Horses play a vital role in American border security
The United States has invested millions in attempting to secure its border with Mexico. But in an age of advanced surveillance technology, one of the most effective policing methods is as old as the border itself.
When Congress first established the US Border Patrol in 1924, it was strictly an equine affair.
Applicants for early patrol jobs were asked to provide their own horse and tack, but the government would provide horse feed.
The jobs paid comparatively well and, by 1934, the Border Police Chief demanded that aspiring agents fulfil a range of criteria that wouldn't pass muster with today's anti-discrimination policies.
He decreed that agents be "not less than 23 nor more than 30 years of age; not less than 5'8" in height, nor less than 147 pounds, with good visual acuity without glasses and normal visual fields and colour vision".
By 1954, agents were required to have at least 14 natural teeth and replace any missing ones with "suitable prosthetics".
Of course these days such requirements seem archaic.

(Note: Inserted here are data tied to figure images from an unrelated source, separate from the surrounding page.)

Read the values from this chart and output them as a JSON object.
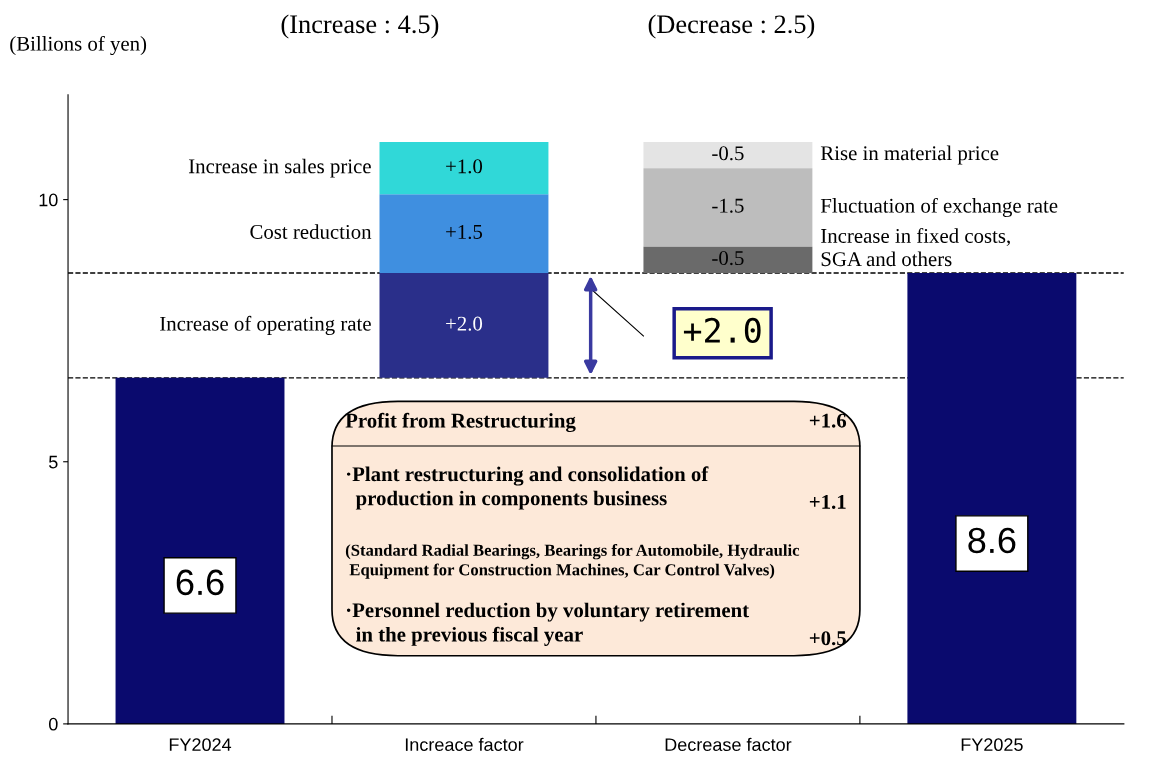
{
  "chart_data": {
    "type": "bar",
    "ylabel": "(Billions of yen)",
    "categories": [
      "FY2024",
      "Increace factor",
      "Decrease factor",
      "FY2025"
    ],
    "ylim": [
      0,
      12
    ],
    "yticks": [
      0,
      5,
      10
    ],
    "grid": false,
    "legend": false,
    "series": [
      {
        "color": "#0a0a6e",
        "values": [
          6.6,
          null,
          null,
          8.6
        ],
        "base": [
          0,
          null,
          null,
          0
        ],
        "value_labels": [
          "6.6",
          null,
          null,
          "8.6"
        ]
      },
      {
        "name": "Increase of operating rate",
        "color": "#2a2f8a",
        "values": [
          null,
          2.0,
          null,
          null
        ],
        "base": [
          null,
          6.6,
          null,
          null
        ],
        "value_labels": [
          null,
          "+2.0",
          null,
          null
        ]
      },
      {
        "name": "Cost reduction",
        "color": "#3f8fe0",
        "values": [
          null,
          1.5,
          null,
          null
        ],
        "base": [
          null,
          8.6,
          null,
          null
        ],
        "value_labels": [
          null,
          "+1.5",
          null,
          null
        ]
      },
      {
        "name": "Increase in sales price",
        "color": "#30d8d8",
        "values": [
          null,
          1.0,
          null,
          null
        ],
        "base": [
          null,
          10.1,
          null,
          null
        ],
        "value_labels": [
          null,
          "+1.0",
          null,
          null
        ]
      },
      {
        "name": "Rise in material price",
        "color": "#e4e4e4",
        "values": [
          null,
          null,
          -0.5,
          null
        ],
        "base": [
          null,
          null,
          11.1,
          null
        ],
        "value_labels": [
          null,
          null,
          "-0.5",
          null
        ]
      },
      {
        "name": "Fluctuation of exchange rate",
        "color": "#bdbdbd",
        "values": [
          null,
          null,
          -1.5,
          null
        ],
        "base": [
          null,
          null,
          10.6,
          null
        ],
        "value_labels": [
          null,
          null,
          "-1.5",
          null
        ]
      },
      {
        "name": "Increase in fixed costs,\nSGA and others",
        "color": "#6a6a6a",
        "values": [
          null,
          null,
          -0.5,
          null
        ],
        "base": [
          null,
          null,
          9.1,
          null
        ],
        "value_labels": [
          null,
          null,
          "-0.5",
          null
        ]
      }
    ],
    "ref_lines": [
      {
        "axis": "y",
        "value": 6.6,
        "line_style": "dashed",
        "color": "#000000"
      },
      {
        "axis": "y",
        "value": 8.6,
        "line_style": "dashed",
        "color": "#000000"
      }
    ],
    "annotations": [
      "(Increase : 4.5)",
      "(Decrease : 2.5)",
      "+2.0",
      "Profit from Restructuring",
      "+1.6",
      "·Plant restructuring and consolidation of\n  production in components business",
      "+1.1",
      "(Standard Radial Bearings, Bearings for Automobile, Hydraulic\n Equipment for Construction Machines, Car Control Valves)",
      "·Personnel reduction by voluntary retirement\n  in the previous fiscal year",
      "+0.5"
    ]
  }
}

But while the notion of horse patrols might seem similarly antiquated - especially in an era of heat sensors and unmanned aerial vehicles - they are still an invaluable part of the border security effort.
In the rocky, desert territory outside El Paso, Texas, sure-footed horses can traverse ground that four-wheel drive or all-terrain vehicles cannot.

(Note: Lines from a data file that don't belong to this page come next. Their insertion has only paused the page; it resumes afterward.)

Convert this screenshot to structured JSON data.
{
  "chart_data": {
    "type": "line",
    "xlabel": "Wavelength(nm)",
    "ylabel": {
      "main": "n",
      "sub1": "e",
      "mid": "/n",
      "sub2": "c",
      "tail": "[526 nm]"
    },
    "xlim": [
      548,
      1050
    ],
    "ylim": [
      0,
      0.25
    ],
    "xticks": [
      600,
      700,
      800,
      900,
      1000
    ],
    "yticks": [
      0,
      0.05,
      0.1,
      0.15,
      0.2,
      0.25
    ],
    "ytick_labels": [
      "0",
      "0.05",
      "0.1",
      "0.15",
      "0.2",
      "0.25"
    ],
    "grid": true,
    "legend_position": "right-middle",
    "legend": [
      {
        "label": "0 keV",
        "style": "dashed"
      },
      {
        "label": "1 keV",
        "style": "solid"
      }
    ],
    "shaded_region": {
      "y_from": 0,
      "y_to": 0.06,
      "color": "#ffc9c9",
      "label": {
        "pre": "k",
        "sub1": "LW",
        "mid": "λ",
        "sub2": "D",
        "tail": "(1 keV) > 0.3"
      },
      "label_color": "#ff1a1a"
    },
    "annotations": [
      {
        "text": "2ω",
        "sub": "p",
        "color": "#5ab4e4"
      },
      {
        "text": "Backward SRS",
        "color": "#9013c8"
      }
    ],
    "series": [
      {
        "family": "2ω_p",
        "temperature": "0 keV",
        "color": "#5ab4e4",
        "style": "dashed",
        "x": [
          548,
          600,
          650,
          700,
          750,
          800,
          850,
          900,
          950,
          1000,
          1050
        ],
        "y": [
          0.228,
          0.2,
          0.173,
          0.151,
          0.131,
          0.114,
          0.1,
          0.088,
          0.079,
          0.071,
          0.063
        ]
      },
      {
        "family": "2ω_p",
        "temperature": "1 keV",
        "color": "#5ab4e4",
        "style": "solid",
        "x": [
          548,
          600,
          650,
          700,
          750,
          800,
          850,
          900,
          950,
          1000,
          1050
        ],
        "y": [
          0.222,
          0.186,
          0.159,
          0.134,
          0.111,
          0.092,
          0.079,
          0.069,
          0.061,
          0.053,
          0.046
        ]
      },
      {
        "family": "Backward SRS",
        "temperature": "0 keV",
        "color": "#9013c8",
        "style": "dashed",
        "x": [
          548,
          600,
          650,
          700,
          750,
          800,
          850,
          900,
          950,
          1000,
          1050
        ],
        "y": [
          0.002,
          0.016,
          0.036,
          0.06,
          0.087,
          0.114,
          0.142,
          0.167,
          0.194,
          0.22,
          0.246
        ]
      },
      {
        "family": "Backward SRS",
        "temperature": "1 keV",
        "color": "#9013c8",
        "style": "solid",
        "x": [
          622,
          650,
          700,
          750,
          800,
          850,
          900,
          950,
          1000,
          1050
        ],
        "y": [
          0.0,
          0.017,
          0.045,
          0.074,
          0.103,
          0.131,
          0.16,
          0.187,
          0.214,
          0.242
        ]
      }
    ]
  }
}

Mustangs, the iconic American frontier horse, are often used. Their big hooves and dense bone structure mean they can easily roam rugged ground for nine-hour shifts.

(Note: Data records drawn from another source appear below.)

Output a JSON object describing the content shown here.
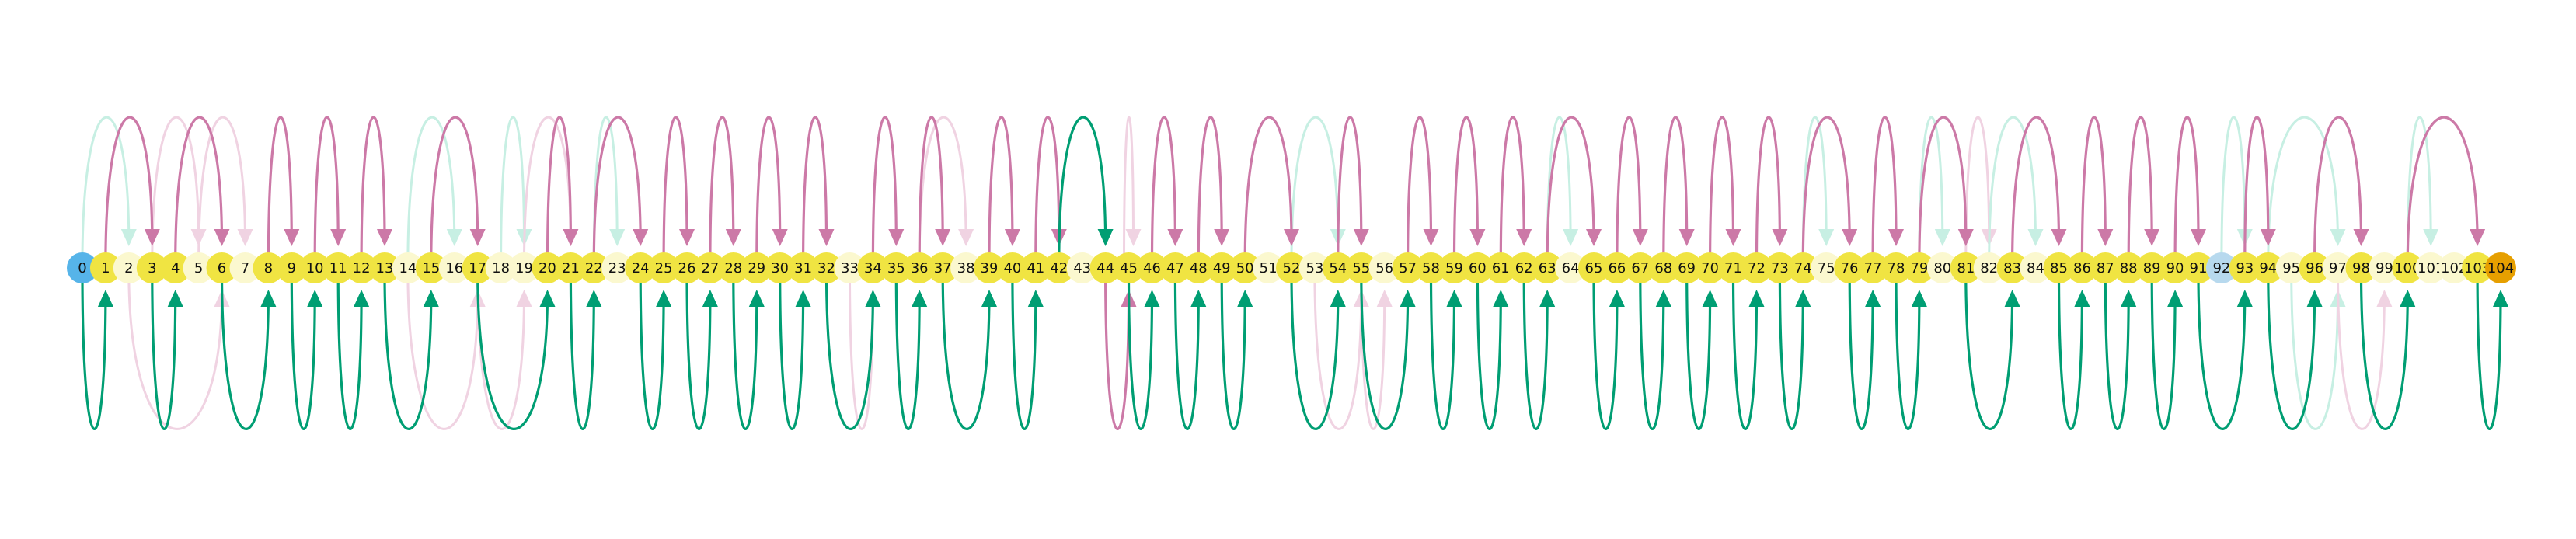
{
  "chart_data": {
    "type": "arc-diagram",
    "title": "",
    "nodes": [
      {
        "label": "0",
        "kind": "start"
      },
      {
        "label": "1",
        "kind": "main"
      },
      {
        "label": "2",
        "kind": "faint"
      },
      {
        "label": "3",
        "kind": "main"
      },
      {
        "label": "4",
        "kind": "main"
      },
      {
        "label": "5",
        "kind": "faint"
      },
      {
        "label": "6",
        "kind": "main"
      },
      {
        "label": "7",
        "kind": "faint"
      },
      {
        "label": "8",
        "kind": "main"
      },
      {
        "label": "9",
        "kind": "main"
      },
      {
        "label": "10",
        "kind": "main"
      },
      {
        "label": "11",
        "kind": "main"
      },
      {
        "label": "12",
        "kind": "main"
      },
      {
        "label": "13",
        "kind": "main"
      },
      {
        "label": "14",
        "kind": "faint"
      },
      {
        "label": "15",
        "kind": "main"
      },
      {
        "label": "16",
        "kind": "faint"
      },
      {
        "label": "17",
        "kind": "main"
      },
      {
        "label": "18",
        "kind": "faint"
      },
      {
        "label": "19",
        "kind": "faint"
      },
      {
        "label": "20",
        "kind": "main"
      },
      {
        "label": "21",
        "kind": "main"
      },
      {
        "label": "22",
        "kind": "main"
      },
      {
        "label": "23",
        "kind": "faint"
      },
      {
        "label": "24",
        "kind": "main"
      },
      {
        "label": "25",
        "kind": "main"
      },
      {
        "label": "26",
        "kind": "main"
      },
      {
        "label": "27",
        "kind": "main"
      },
      {
        "label": "28",
        "kind": "main"
      },
      {
        "label": "29",
        "kind": "main"
      },
      {
        "label": "30",
        "kind": "main"
      },
      {
        "label": "31",
        "kind": "main"
      },
      {
        "label": "32",
        "kind": "main"
      },
      {
        "label": "33",
        "kind": "faint"
      },
      {
        "label": "34",
        "kind": "main"
      },
      {
        "label": "35",
        "kind": "main"
      },
      {
        "label": "36",
        "kind": "main"
      },
      {
        "label": "37",
        "kind": "main"
      },
      {
        "label": "38",
        "kind": "faint"
      },
      {
        "label": "39",
        "kind": "main"
      },
      {
        "label": "40",
        "kind": "main"
      },
      {
        "label": "41",
        "kind": "main"
      },
      {
        "label": "42",
        "kind": "main"
      },
      {
        "label": "43",
        "kind": "faint"
      },
      {
        "label": "44",
        "kind": "main"
      },
      {
        "label": "45",
        "kind": "main"
      },
      {
        "label": "46",
        "kind": "main"
      },
      {
        "label": "47",
        "kind": "main"
      },
      {
        "label": "48",
        "kind": "main"
      },
      {
        "label": "49",
        "kind": "main"
      },
      {
        "label": "50",
        "kind": "main"
      },
      {
        "label": "51",
        "kind": "faint"
      },
      {
        "label": "52",
        "kind": "main"
      },
      {
        "label": "53",
        "kind": "faint"
      },
      {
        "label": "54",
        "kind": "main"
      },
      {
        "label": "55",
        "kind": "main"
      },
      {
        "label": "56",
        "kind": "faint"
      },
      {
        "label": "57",
        "kind": "main"
      },
      {
        "label": "58",
        "kind": "main"
      },
      {
        "label": "59",
        "kind": "main"
      },
      {
        "label": "60",
        "kind": "main"
      },
      {
        "label": "61",
        "kind": "main"
      },
      {
        "label": "62",
        "kind": "main"
      },
      {
        "label": "63",
        "kind": "main"
      },
      {
        "label": "64",
        "kind": "faint"
      },
      {
        "label": "65",
        "kind": "main"
      },
      {
        "label": "66",
        "kind": "main"
      },
      {
        "label": "67",
        "kind": "main"
      },
      {
        "label": "68",
        "kind": "main"
      },
      {
        "label": "69",
        "kind": "main"
      },
      {
        "label": "70",
        "kind": "main"
      },
      {
        "label": "71",
        "kind": "main"
      },
      {
        "label": "72",
        "kind": "main"
      },
      {
        "label": "73",
        "kind": "main"
      },
      {
        "label": "74",
        "kind": "main"
      },
      {
        "label": "75",
        "kind": "faint"
      },
      {
        "label": "76",
        "kind": "main"
      },
      {
        "label": "77",
        "kind": "main"
      },
      {
        "label": "78",
        "kind": "main"
      },
      {
        "label": "79",
        "kind": "main"
      },
      {
        "label": "80",
        "kind": "faint"
      },
      {
        "label": "81",
        "kind": "main"
      },
      {
        "label": "82",
        "kind": "faint"
      },
      {
        "label": "83",
        "kind": "main"
      },
      {
        "label": "84",
        "kind": "faint"
      },
      {
        "label": "85",
        "kind": "main"
      },
      {
        "label": "86",
        "kind": "main"
      },
      {
        "label": "87",
        "kind": "main"
      },
      {
        "label": "88",
        "kind": "main"
      },
      {
        "label": "89",
        "kind": "main"
      },
      {
        "label": "90",
        "kind": "main"
      },
      {
        "label": "91",
        "kind": "main"
      },
      {
        "label": "92",
        "kind": "alt"
      },
      {
        "label": "93",
        "kind": "main"
      },
      {
        "label": "94",
        "kind": "main"
      },
      {
        "label": "95",
        "kind": "faint"
      },
      {
        "label": "96",
        "kind": "main"
      },
      {
        "label": "97",
        "kind": "faint"
      },
      {
        "label": "98",
        "kind": "main"
      },
      {
        "label": "99",
        "kind": "faint"
      },
      {
        "label": "100",
        "kind": "main"
      },
      {
        "label": "101",
        "kind": "faint"
      },
      {
        "label": "102",
        "kind": "faint"
      },
      {
        "label": "103",
        "kind": "main"
      },
      {
        "label": "104",
        "kind": "end"
      }
    ],
    "upper_arcs": [
      {
        "from": 1,
        "to": 3,
        "style": "pink"
      },
      {
        "from": 4,
        "to": 6,
        "style": "pink"
      },
      {
        "from": 8,
        "to": 9,
        "style": "pink"
      },
      {
        "from": 10,
        "to": 11,
        "style": "pink"
      },
      {
        "from": 12,
        "to": 13,
        "style": "pink"
      },
      {
        "from": 15,
        "to": 17,
        "style": "pink"
      },
      {
        "from": 20,
        "to": 21,
        "style": "pink"
      },
      {
        "from": 22,
        "to": 24,
        "style": "pink"
      },
      {
        "from": 25,
        "to": 26,
        "style": "pink"
      },
      {
        "from": 27,
        "to": 28,
        "style": "pink"
      },
      {
        "from": 29,
        "to": 30,
        "style": "pink"
      },
      {
        "from": 31,
        "to": 32,
        "style": "pink"
      },
      {
        "from": 34,
        "to": 35,
        "style": "pink"
      },
      {
        "from": 36,
        "to": 37,
        "style": "pink"
      },
      {
        "from": 39,
        "to": 40,
        "style": "pink"
      },
      {
        "from": 41,
        "to": 42,
        "style": "pink"
      },
      {
        "from": 42,
        "to": 44,
        "style": "green"
      },
      {
        "from": 46,
        "to": 47,
        "style": "pink"
      },
      {
        "from": 48,
        "to": 49,
        "style": "pink"
      },
      {
        "from": 50,
        "to": 52,
        "style": "pink"
      },
      {
        "from": 54,
        "to": 55,
        "style": "pink"
      },
      {
        "from": 57,
        "to": 58,
        "style": "pink"
      },
      {
        "from": 59,
        "to": 60,
        "style": "pink"
      },
      {
        "from": 61,
        "to": 62,
        "style": "pink"
      },
      {
        "from": 63,
        "to": 65,
        "style": "pink"
      },
      {
        "from": 66,
        "to": 67,
        "style": "pink"
      },
      {
        "from": 68,
        "to": 69,
        "style": "pink"
      },
      {
        "from": 70,
        "to": 71,
        "style": "pink"
      },
      {
        "from": 72,
        "to": 73,
        "style": "pink"
      },
      {
        "from": 74,
        "to": 76,
        "style": "pink"
      },
      {
        "from": 77,
        "to": 78,
        "style": "pink"
      },
      {
        "from": 79,
        "to": 81,
        "style": "pink"
      },
      {
        "from": 83,
        "to": 85,
        "style": "pink"
      },
      {
        "from": 86,
        "to": 87,
        "style": "pink"
      },
      {
        "from": 88,
        "to": 89,
        "style": "pink"
      },
      {
        "from": 90,
        "to": 91,
        "style": "pink"
      },
      {
        "from": 93,
        "to": 94,
        "style": "pink"
      },
      {
        "from": 96,
        "to": 98,
        "style": "pink"
      },
      {
        "from": 100,
        "to": 103,
        "style": "pink"
      },
      {
        "from": 0,
        "to": 2,
        "style": "faint-green"
      },
      {
        "from": 3,
        "to": 5,
        "style": "faint-pink"
      },
      {
        "from": 5,
        "to": 7,
        "style": "faint-pink"
      },
      {
        "from": 14,
        "to": 16,
        "style": "faint-green"
      },
      {
        "from": 18,
        "to": 19,
        "style": "faint-green"
      },
      {
        "from": 19,
        "to": 21,
        "style": "faint-pink"
      },
      {
        "from": 22,
        "to": 23,
        "style": "faint-green"
      },
      {
        "from": 36,
        "to": 38,
        "style": "faint-pink"
      },
      {
        "from": 45,
        "to": 45,
        "style": "faint-pink"
      },
      {
        "from": 52,
        "to": 54,
        "style": "faint-green"
      },
      {
        "from": 63,
        "to": 64,
        "style": "faint-green"
      },
      {
        "from": 74,
        "to": 75,
        "style": "faint-green"
      },
      {
        "from": 79,
        "to": 80,
        "style": "faint-green"
      },
      {
        "from": 81,
        "to": 82,
        "style": "faint-pink"
      },
      {
        "from": 82,
        "to": 84,
        "style": "faint-green"
      },
      {
        "from": 92,
        "to": 93,
        "style": "faint-green"
      },
      {
        "from": 94,
        "to": 97,
        "style": "faint-green"
      },
      {
        "from": 100,
        "to": 101,
        "style": "faint-green"
      }
    ],
    "lower_arcs": [
      {
        "from": 0,
        "to": 1,
        "style": "green"
      },
      {
        "from": 3,
        "to": 4,
        "style": "green"
      },
      {
        "from": 6,
        "to": 8,
        "style": "green"
      },
      {
        "from": 9,
        "to": 10,
        "style": "green"
      },
      {
        "from": 11,
        "to": 12,
        "style": "green"
      },
      {
        "from": 13,
        "to": 15,
        "style": "green"
      },
      {
        "from": 17,
        "to": 20,
        "style": "green"
      },
      {
        "from": 21,
        "to": 22,
        "style": "green"
      },
      {
        "from": 24,
        "to": 25,
        "style": "green"
      },
      {
        "from": 26,
        "to": 27,
        "style": "green"
      },
      {
        "from": 28,
        "to": 29,
        "style": "green"
      },
      {
        "from": 30,
        "to": 31,
        "style": "green"
      },
      {
        "from": 32,
        "to": 34,
        "style": "green"
      },
      {
        "from": 35,
        "to": 36,
        "style": "green"
      },
      {
        "from": 37,
        "to": 39,
        "style": "green"
      },
      {
        "from": 40,
        "to": 41,
        "style": "green"
      },
      {
        "from": 44,
        "to": 45,
        "style": "pink"
      },
      {
        "from": 45,
        "to": 46,
        "style": "green"
      },
      {
        "from": 47,
        "to": 48,
        "style": "green"
      },
      {
        "from": 49,
        "to": 50,
        "style": "green"
      },
      {
        "from": 52,
        "to": 54,
        "style": "green"
      },
      {
        "from": 55,
        "to": 57,
        "style": "green"
      },
      {
        "from": 58,
        "to": 59,
        "style": "green"
      },
      {
        "from": 60,
        "to": 61,
        "style": "green"
      },
      {
        "from": 62,
        "to": 63,
        "style": "green"
      },
      {
        "from": 65,
        "to": 66,
        "style": "green"
      },
      {
        "from": 67,
        "to": 68,
        "style": "green"
      },
      {
        "from": 69,
        "to": 70,
        "style": "green"
      },
      {
        "from": 71,
        "to": 72,
        "style": "green"
      },
      {
        "from": 73,
        "to": 74,
        "style": "green"
      },
      {
        "from": 76,
        "to": 77,
        "style": "green"
      },
      {
        "from": 78,
        "to": 79,
        "style": "green"
      },
      {
        "from": 81,
        "to": 83,
        "style": "green"
      },
      {
        "from": 85,
        "to": 86,
        "style": "green"
      },
      {
        "from": 87,
        "to": 88,
        "style": "green"
      },
      {
        "from": 89,
        "to": 90,
        "style": "green"
      },
      {
        "from": 91,
        "to": 93,
        "style": "green"
      },
      {
        "from": 94,
        "to": 96,
        "style": "green"
      },
      {
        "from": 98,
        "to": 100,
        "style": "green"
      },
      {
        "from": 103,
        "to": 104,
        "style": "green"
      },
      {
        "from": 2,
        "to": 6,
        "style": "faint-pink"
      },
      {
        "from": 14,
        "to": 17,
        "style": "faint-pink"
      },
      {
        "from": 17,
        "to": 19,
        "style": "faint-pink"
      },
      {
        "from": 33,
        "to": 34,
        "style": "faint-pink"
      },
      {
        "from": 53,
        "to": 55,
        "style": "faint-pink"
      },
      {
        "from": 55,
        "to": 56,
        "style": "faint-pink"
      },
      {
        "from": 95,
        "to": 97,
        "style": "faint-green"
      },
      {
        "from": 97,
        "to": 99,
        "style": "faint-pink"
      }
    ],
    "colors": {
      "main_node": "#f0e442",
      "faint_node": "#fbf8cf",
      "start_node": "#56b4e9",
      "alt_node": "#b7d9ee",
      "end_node": "#e69f00",
      "pink": "#cc79a7",
      "green": "#009e73",
      "faint_pink": "#f0d3e2",
      "faint_green": "#c7efe3"
    }
  }
}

Many of the mustangs are caught in the wild - mainly in Rocky Mountain states like Wyoming or Idaho - before being broken in and trained for border work.
Being close to the ground has advantages. On horseback, it is easier for agents to "sign cut" - the process of looking for disturbances in the natural environment that can lead them to drug- or people-smugglers.
Many criminals make serious attempts to cover their tracks. Some have carved wooden "hooves" which they attach to their feet to try to make their tracks look like those of cattle.
In sandy or dry areas, some have used leaf-blowers to erase their footprints. Others strap large foamy sponges to their shoes to disperse prints.
But trained agents say they can spot all these methods.
Most patrols set out at dusk and work through the evening, which is when much of the drug- and people-smuggling activity occurs.
Horses have an advantage over other means of transport at this time of day. They're quiet, and they act as the eyes, ears and nose of an agent.
Horse Patrol supervisor Bill Schadle, who works the El Paso sector of the border, describes his horses as being like a "thousand pound pair of night vision goggles".
He says that even in pitch-black darkness, he trusts his horses.
"If you're following people, they're going to let you know if they're close," Mr Schadle says.
If smugglers or illegal immigrants have been spotted on treacherous ground by helicopters or cameras, agents will wait on horses for them to approach.
The horse will always know well before its rider that the people are nearby.
"You can start to feel their heart beating in your legs. You'll see the ears go up," he says, and the agent will know the action is about to start.